La gran pregunta es: ¿Si no creo en nada ni en nadie, por qué siento lo que siento, por qué me siento mal, culpable? Para los que saben de estas cosas, este malestar es causado por nuestra propia consciencia que, para acabarla de jorobar, no sabemos qué es, en dónde se encuentra, ni cómo funciona…Pero el caso es que provoca que yo me sienta mal conmigo mismo.

Si la soberbia o nuestro ego son tan grandes que no nos permiten aceptar que actuamos mal, entonces descubriremos mágicamente, que invariablemente el culpable de nuestro error, el causante de que uno se sienta mal, es el otro.

Nuestra mente se vuelve mañosa. Intentará por todos los medios convencernos de que nosotros siempre tenemos la razón en todo lo que hacemos,  “pensamos” y decimos. Difícilmente nos permitirá aceptar que pudiésemos estar equivocados en algo.

Aquí vemos el choque entre dos titanes intangibles, hábilmente disfrazados: La soberbia y la consciencia.

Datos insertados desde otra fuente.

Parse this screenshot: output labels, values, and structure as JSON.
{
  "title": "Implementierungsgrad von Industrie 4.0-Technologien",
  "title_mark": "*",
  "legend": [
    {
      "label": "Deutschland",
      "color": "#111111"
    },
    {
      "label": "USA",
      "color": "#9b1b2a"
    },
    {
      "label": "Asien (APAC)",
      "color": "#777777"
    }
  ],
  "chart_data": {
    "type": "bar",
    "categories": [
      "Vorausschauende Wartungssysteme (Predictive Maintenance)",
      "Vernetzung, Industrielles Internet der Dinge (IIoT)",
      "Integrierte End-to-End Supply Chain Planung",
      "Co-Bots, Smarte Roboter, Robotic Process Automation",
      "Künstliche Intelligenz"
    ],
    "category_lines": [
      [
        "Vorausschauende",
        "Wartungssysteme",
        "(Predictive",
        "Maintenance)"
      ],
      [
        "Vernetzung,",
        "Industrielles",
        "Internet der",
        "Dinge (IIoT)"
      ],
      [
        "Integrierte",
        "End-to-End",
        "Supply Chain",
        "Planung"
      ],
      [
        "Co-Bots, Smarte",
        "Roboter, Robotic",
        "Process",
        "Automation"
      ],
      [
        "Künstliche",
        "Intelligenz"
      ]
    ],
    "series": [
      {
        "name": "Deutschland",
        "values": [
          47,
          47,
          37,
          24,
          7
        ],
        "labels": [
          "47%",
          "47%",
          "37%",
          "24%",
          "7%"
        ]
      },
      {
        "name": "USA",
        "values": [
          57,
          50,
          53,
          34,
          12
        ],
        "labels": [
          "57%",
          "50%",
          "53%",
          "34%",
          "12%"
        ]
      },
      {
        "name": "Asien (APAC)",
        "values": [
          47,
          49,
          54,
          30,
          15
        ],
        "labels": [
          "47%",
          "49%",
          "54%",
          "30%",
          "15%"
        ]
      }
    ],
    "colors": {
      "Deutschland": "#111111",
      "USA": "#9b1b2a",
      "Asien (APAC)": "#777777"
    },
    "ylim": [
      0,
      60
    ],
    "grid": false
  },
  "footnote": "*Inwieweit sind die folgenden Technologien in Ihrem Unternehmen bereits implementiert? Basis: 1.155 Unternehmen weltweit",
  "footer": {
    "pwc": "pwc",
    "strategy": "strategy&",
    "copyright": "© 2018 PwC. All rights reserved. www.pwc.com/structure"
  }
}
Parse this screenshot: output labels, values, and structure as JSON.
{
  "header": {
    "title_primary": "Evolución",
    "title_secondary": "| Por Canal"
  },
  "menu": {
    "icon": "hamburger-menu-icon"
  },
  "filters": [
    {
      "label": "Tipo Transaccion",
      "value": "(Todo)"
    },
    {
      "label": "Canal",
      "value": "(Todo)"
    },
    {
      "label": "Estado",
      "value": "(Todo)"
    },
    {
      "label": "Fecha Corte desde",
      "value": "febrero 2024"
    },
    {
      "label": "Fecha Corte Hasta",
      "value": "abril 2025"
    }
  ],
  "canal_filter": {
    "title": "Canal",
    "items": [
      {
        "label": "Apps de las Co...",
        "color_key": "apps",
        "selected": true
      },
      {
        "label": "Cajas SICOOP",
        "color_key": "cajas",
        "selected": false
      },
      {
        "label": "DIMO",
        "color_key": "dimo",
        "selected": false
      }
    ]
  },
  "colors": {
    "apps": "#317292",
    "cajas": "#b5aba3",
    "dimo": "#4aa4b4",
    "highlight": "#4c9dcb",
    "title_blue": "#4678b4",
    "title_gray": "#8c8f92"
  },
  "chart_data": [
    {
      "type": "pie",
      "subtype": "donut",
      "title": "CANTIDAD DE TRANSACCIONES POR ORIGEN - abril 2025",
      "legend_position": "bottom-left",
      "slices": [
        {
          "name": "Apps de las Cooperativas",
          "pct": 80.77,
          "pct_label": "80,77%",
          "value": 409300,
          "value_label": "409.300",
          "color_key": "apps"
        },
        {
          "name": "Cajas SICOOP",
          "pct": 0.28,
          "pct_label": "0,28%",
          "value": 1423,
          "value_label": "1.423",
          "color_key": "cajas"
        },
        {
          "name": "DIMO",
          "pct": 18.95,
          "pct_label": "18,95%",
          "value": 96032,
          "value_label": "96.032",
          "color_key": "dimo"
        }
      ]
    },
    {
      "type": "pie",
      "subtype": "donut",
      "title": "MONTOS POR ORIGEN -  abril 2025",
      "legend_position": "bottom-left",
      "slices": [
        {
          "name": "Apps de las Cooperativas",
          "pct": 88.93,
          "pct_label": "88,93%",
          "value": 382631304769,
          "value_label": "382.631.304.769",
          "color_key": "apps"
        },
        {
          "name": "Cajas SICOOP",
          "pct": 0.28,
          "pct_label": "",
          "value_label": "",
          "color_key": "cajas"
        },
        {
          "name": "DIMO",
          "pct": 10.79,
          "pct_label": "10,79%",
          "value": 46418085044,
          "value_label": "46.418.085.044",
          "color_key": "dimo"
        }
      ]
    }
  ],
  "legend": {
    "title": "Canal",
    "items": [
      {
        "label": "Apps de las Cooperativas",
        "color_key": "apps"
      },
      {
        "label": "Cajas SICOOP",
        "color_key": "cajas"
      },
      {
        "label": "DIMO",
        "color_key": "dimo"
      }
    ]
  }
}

Descubrir la dimensión de nuestro ego es un trabajo arduo y doloroso, tanto o más que el encontrar la razón de ser de nuestra desconocida consciencia. Enfrentar la raíz de nuestra fragilidad suele ser muy doloroso, porque tiene raíces muy profundas, con las cuales construimos nuestra personalidad y nuestro ego, el lugar en donde se esconde la soberbia, pero, ¿en dónde encuentro a mi consciencia, quién la formó, cómo, para qué?

That is the question…, diría Shakespeare.